Sujos, grosseiros, endossando farrapos, embrulhados como pacotes, protegidos por uma capa que é também uma colagem de desperdícios, os “sem-abrigo” ampliam frequentemente a sua claudicação graças ao uso do álcool como único viático, único soporífero permitido para atravessar as agruras do frio, da fome, da noite, da solidão, do abandono e do isolamento.

O mau vinho fornece, ao corpo, com que se sustentar e se aquecer, quando, em redor, tudo parece hostil.

Este coxear, ao qual se junta o andar de banda dqueles que estão embriagados, mostra, porfiadamente, a ofensa feita à verticalidade que define o homo sapiens e o insensível regresso ao que produz a regressão da espécie: verticalidade, bipedia; depois, é a curvatura, o equilíbrio precário, o desequilíbrio; por fim, uma mistura de quadrupedia, até mesmo de reptação ou de prostração que indica até que trajecto se condenou o danado: ao da  reescrita, no seu corpo e na sua pessoa dos estados que antecedem a hominização – como se fosse a perversão da ideia que a ontogenése recapitula a filogénese.

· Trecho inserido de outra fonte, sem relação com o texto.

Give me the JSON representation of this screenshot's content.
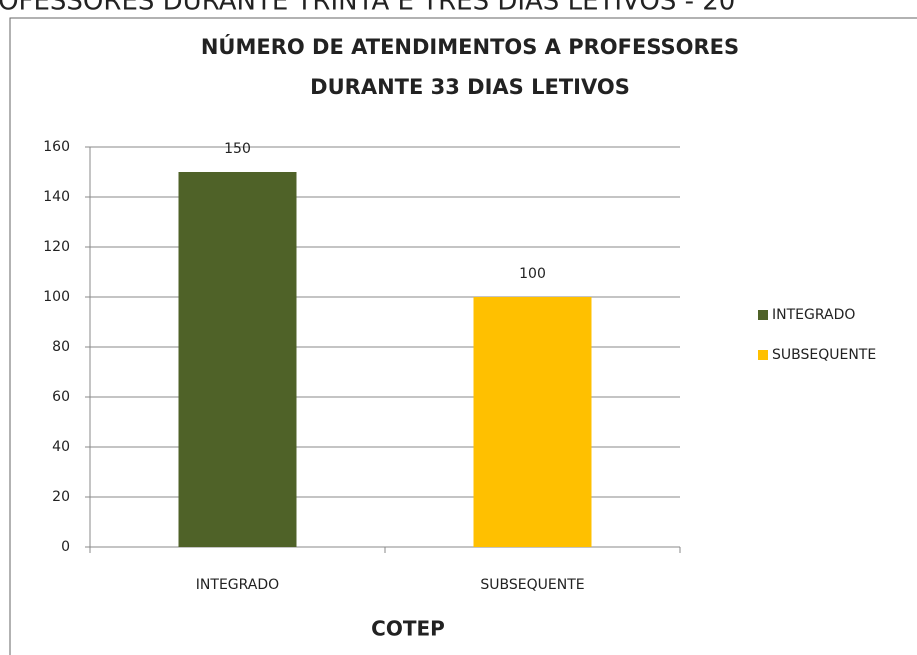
{
  "page_heading": "ROFESSORES DURANTE TRINTA E TRÊS DIAS LETIVOS - 20",
  "chart_data": {
    "type": "bar",
    "title": [
      "NÚMERO DE ATENDIMENTOS  A PROFESSORES",
      "DURANTE 33 DIAS LETIVOS"
    ],
    "x_label": "COTEP",
    "categories": [
      "INTEGRADO",
      "SUBSEQUENTE"
    ],
    "values": [
      150,
      100
    ],
    "colors": [
      "#4f6228",
      "#ffc000"
    ],
    "ylim": [
      0,
      160
    ],
    "yticks": [
      0,
      20,
      40,
      60,
      80,
      100,
      120,
      140,
      160
    ],
    "grid": true,
    "legend": "right"
  }
}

No danado extremo, esta regressão da humanidade faz-lhe percorrer, em marcha atrás, todas as etapas de um progresso ancestral, que se torna uma regressão actual; estendido no chão, confundindo-se com o passeio, perdido no meio de cartões empilhados, atingido pelo vinho, quando não está arrasado pelo álcool, é visível que o “sem-abrigo” não se limita a alguém que é definido pela sua privação de domicílio fixo: ele é também aquele cujo único domicílio fixo é o corpo vivido como uma maldição, uma ocasião perpétua de recriminações, corpo que é preciso alimentar, refrescar, vestir, proteger, aquecer, corpo irmão – nesse âmbito – ao dos deportados e dos prisioneiros.

Corpo que seria preciso poupar, não o expondo aos perigos das carências alimentares, térmicas ou de sono, corpo que tanto deveria evitar dirigir a violência contra ele próprio, como de desviá-la e canalizá-la sobre os outros.

Por outro lado, será que pensamos no que reperesentam as necessidades de defecar, quando nenhum local fechado e privado permite esconder a animalidade?

O actual líder do BPI deveria responder por ofensa aos que foram marginalizados pela sociedade capitalista de que faz parte e que consegue minar continuamente, injectando lenta ou mesmo rapidamente, a infelicidade alheia, permitindo-se o gozo de todos os que sofrem as inclemências da vida, devido à sua ambição, sempre crescente, de poder viver sem que nada lhe falte.